Spark countByKey()

countByKey() counts the number of values associated with each key in a key-value RDD and returns the result as a Python dictionary on the driver. It’s an action (not a transformation) that immediately triggers computation and returns a local dict — not an RDD.

Basic Usage

from pyspark.sql import SparkSession

spark = SparkSession.builder.appName("countByKey").getOrCreate()
sc = spark.sparkContext

events = sc.parallelize([
    ("page_view", "/home"),
    ("click",     "buy-button"),
    ("page_view", "/products"),
    ("purchase",  "order-123"),
    ("click",     "nav-menu"),
    ("page_view", "/about"),
])

counts = events.countByKey()
print(counts)
# defaultdict(<class 'int'>, {'page_view': 3, 'click': 2, 'purchase': 1})

# Access like a regular dict
print(counts["page_view"])   # 3
print(counts.get("checkout", 0))   # 0 — key not present

# Sort by count descending
sorted_counts = sorted(counts.items(), key=lambda x: x[1], reverse=True)
for event_type, count in sorted_counts:
    print(f"{event_type}: {count}")
# page_view: 3
# click: 2
# purchase: 1

countByKey vs countByValue

simple = sc.parallelize(["a", "b", "a", "c", "b", "a"])

# countByValue — counts occurrences of each distinct ELEMENT
simple.countByValue()   # {"a": 3, "b": 2, "c": 1}

pairs = sc.parallelize([("a", 1), ("b", 2), ("a", 3)])

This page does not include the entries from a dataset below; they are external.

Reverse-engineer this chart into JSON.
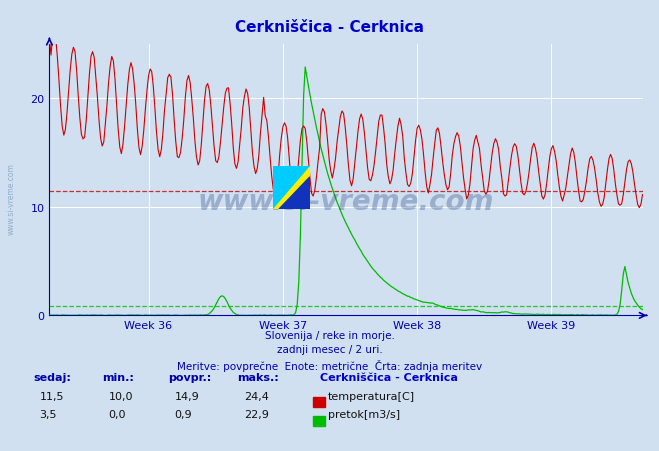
{
  "title": "Cerkniščica - Cerknica",
  "title_color": "#0000cc",
  "bg_color": "#d0e0f0",
  "plot_bg_color": "#d0e0f0",
  "grid_color": "#ffffff",
  "axis_color": "#0000aa",
  "xlabel_weeks": [
    "Week 36",
    "Week 37",
    "Week 38",
    "Week 39"
  ],
  "ylim": [
    0,
    25
  ],
  "temp_color": "#cc0000",
  "flow_color": "#00bb00",
  "temp_avg_line": 11.5,
  "flow_avg_line": 0.9,
  "watermark": "www.si-vreme.com",
  "subtitle1": "Slovenija / reke in morje.",
  "subtitle2": "zadnji mesec / 2 uri.",
  "subtitle3": "Meritve: povprečne  Enote: metrične  Črta: zadnja meritev",
  "footer_cols": [
    "sedaj:",
    "min.:",
    "povpr.:",
    "maks.:"
  ],
  "footer_temp": [
    "11,5",
    "10,0",
    "14,9",
    "24,4"
  ],
  "footer_flow": [
    "3,5",
    "0,0",
    "0,9",
    "22,9"
  ],
  "legend_title": "Cerkniščica - Cerknica",
  "legend_temp": "temperatura[C]",
  "legend_flow": "pretok[m3/s]"
}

# countByKey — counts how many (key, value) pairs have each KEY
pairs.countByKey()   # {"a": 2, "b": 1}

Real-World Examples

Session Analysis

sessions = sc.parallelize([
    ("user_001", "login"),    ("user_002", "search"),
    ("user_001", "checkout"), ("user_001", "purchase"),
    ("user_002", "login"),    ("user_003", "login"),
])

# Count events per user
events_per_user = sessions.countByKey()
print(events_per_user)
# {"user_001": 3, "user_002": 2, "user_003": 1}

# Find users with the most activity
top_users = sorted(events_per_user.items(), key=lambda x: x[1], reverse=True)
print(top_users[:3])   # [("user_001", 3), ("user_002", 2), ("user_003", 1)]

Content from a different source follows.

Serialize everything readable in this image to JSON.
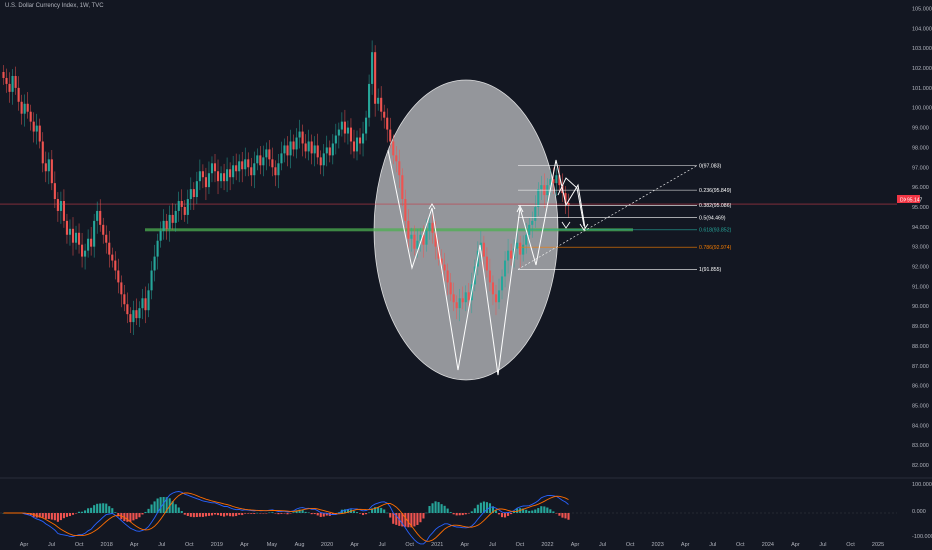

Limitation: Result Must Fit in Driver Memory

countByKey() brings the entire result dictionary to the driver. This is safe when the number of distinct keys is small, but problematic when there are millions of keys:

# SAFE: 1000 product categories → small dict
product_events = sc.parallelize(...)
product_events.countByKey()   # dict with ~1000 entries

# UNSAFE: 50 million user IDs → dict with 50M entries in driver memory
user_events.countByKey()   # Risk: OutOfMemoryError on driver

# SAFER alternative for large cardinality: stay in distributed mode
user_events \
    .mapValues(lambda v: 1) \
    .reduceByKey(lambda a, b: a + b)   # Returns an RDD, not a dict

DataFrame Equivalent

from pyspark.sql import functions as F

df = spark.createDataFrame(
    [("page_view", "/home"), ("click", "buy"), ("page_view", "/about")],
    ["event_type", "target"]
)

# Equivalent to countByKey but distributed (returns DataFrame)
df.groupBy("event_type").count().orderBy(F.col("count").desc()).show()
# +----------+-----+
# |event_type|count|
# +----------+-----+
# | page_view|    2|
# |     click|    1|
# +----------+-----+